Whether the resignation of one or two university presidents will spur broader higher education reform is unclear. As the Covid pandemic recedes, Republican officials and education activists have found it harder to interest large swaths of voters in campaigns to restrict access to sexually explicit books, or in often vague attacks on “wokeism” and “equality.”

The two Republican presidential candidates who have campaigned most explicitly against institutions of higher education — the Yale-educated Mr. DeSantis and the Harvard-educated Mr. Ramaswamy — have failed to gain lasting traction in the race.

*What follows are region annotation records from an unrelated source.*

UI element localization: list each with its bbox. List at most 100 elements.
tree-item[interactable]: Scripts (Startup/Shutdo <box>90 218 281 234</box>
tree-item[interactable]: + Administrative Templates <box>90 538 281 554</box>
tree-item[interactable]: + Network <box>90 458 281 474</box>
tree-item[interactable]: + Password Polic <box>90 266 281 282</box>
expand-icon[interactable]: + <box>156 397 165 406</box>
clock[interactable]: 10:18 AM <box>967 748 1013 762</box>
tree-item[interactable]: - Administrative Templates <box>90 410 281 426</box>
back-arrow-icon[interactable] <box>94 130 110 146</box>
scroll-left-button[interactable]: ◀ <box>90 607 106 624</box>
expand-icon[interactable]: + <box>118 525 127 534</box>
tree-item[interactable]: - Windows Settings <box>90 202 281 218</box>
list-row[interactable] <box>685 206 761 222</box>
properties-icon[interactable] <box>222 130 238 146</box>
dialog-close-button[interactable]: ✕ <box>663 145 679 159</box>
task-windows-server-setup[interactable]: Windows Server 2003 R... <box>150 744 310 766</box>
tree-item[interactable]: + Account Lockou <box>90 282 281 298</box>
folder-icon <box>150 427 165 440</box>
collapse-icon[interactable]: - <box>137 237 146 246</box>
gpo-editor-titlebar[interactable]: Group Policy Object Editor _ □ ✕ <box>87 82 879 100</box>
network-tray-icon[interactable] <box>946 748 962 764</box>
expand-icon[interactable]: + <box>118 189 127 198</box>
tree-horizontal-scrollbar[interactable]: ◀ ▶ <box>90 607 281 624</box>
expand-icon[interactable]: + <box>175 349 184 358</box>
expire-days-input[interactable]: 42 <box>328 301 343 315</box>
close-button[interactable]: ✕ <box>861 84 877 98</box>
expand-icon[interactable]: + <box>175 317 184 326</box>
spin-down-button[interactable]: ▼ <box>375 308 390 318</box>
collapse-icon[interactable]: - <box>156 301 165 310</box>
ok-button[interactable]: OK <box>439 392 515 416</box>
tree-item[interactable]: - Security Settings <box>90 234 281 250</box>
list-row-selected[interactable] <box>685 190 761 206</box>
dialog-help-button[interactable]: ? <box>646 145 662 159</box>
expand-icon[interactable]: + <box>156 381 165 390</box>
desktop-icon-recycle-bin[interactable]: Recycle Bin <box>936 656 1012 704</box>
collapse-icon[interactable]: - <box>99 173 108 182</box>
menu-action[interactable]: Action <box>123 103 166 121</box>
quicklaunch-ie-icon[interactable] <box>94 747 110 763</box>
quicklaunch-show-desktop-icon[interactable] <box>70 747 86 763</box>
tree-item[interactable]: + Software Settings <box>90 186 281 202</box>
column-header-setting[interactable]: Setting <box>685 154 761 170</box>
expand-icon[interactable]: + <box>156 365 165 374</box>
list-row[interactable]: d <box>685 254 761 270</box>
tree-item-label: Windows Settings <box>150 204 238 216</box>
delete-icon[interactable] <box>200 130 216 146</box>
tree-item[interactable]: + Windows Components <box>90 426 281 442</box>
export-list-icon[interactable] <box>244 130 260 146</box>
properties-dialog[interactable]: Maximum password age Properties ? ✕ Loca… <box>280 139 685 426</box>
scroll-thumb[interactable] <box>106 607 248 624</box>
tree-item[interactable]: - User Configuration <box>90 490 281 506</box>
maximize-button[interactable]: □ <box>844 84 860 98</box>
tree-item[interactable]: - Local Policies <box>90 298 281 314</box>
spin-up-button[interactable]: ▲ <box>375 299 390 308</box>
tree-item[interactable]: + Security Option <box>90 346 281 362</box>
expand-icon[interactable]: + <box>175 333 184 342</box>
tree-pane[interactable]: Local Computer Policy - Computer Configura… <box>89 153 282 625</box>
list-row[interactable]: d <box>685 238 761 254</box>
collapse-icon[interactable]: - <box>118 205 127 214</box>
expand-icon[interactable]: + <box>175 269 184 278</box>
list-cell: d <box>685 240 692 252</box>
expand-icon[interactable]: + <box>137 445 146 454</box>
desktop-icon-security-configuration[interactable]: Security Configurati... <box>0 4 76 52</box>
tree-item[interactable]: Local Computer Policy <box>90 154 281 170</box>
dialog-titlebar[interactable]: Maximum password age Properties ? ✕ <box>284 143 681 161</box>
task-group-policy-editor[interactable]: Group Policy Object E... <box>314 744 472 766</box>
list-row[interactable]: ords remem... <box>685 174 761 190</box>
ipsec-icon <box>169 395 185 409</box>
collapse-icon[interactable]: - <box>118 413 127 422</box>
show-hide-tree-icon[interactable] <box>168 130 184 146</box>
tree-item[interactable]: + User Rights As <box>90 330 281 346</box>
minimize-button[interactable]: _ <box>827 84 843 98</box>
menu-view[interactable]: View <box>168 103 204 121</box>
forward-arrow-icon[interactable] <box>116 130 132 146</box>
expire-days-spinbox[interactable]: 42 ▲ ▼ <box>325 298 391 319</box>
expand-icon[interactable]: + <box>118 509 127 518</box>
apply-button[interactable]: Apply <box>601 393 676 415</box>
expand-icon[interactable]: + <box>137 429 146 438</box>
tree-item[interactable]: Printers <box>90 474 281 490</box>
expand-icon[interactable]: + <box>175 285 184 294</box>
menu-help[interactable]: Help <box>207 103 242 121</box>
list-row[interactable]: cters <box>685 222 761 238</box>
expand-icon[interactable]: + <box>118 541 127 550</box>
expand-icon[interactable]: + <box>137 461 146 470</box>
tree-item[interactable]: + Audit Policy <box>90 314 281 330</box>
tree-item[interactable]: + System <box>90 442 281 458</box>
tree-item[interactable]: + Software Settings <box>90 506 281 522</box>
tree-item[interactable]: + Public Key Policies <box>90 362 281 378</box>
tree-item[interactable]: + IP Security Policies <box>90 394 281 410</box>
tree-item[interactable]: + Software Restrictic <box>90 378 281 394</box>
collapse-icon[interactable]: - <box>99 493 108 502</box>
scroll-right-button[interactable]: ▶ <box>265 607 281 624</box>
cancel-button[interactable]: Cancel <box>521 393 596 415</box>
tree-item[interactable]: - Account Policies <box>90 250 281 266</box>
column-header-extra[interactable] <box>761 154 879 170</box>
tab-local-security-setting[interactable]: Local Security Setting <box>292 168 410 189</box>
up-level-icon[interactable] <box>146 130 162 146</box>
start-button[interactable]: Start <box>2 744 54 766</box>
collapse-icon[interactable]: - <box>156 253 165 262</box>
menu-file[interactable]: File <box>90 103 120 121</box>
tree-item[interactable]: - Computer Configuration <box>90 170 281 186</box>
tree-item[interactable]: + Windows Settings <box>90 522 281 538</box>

Efforts to prevent schools from requiring applicants to make diversity statements, or commitments to certain ideas about race and justice, have drawn support from outside the political right.

But harsher measures to require (or ban) the teaching of certain ideas have lost traction, leading right-wing activists to focus more on other areas, such as dismantling property protections and administrative programs related to DEI.

“If Rufo’s goal is to engage the public in his war on higher education, he has yet to succeed,” said Jeffrey Sachs, a scholar at Acadia University in Nova Scotia. studies academic speech policy. “The public, including a majority of Republicans, doesn’t want a government deciding what is taught in the American university classroom. They also don’t like the idea of ​​specific legislation being submitted to them for review.”

Dana Goldstein And Annie Karni contributed to reporting on this story.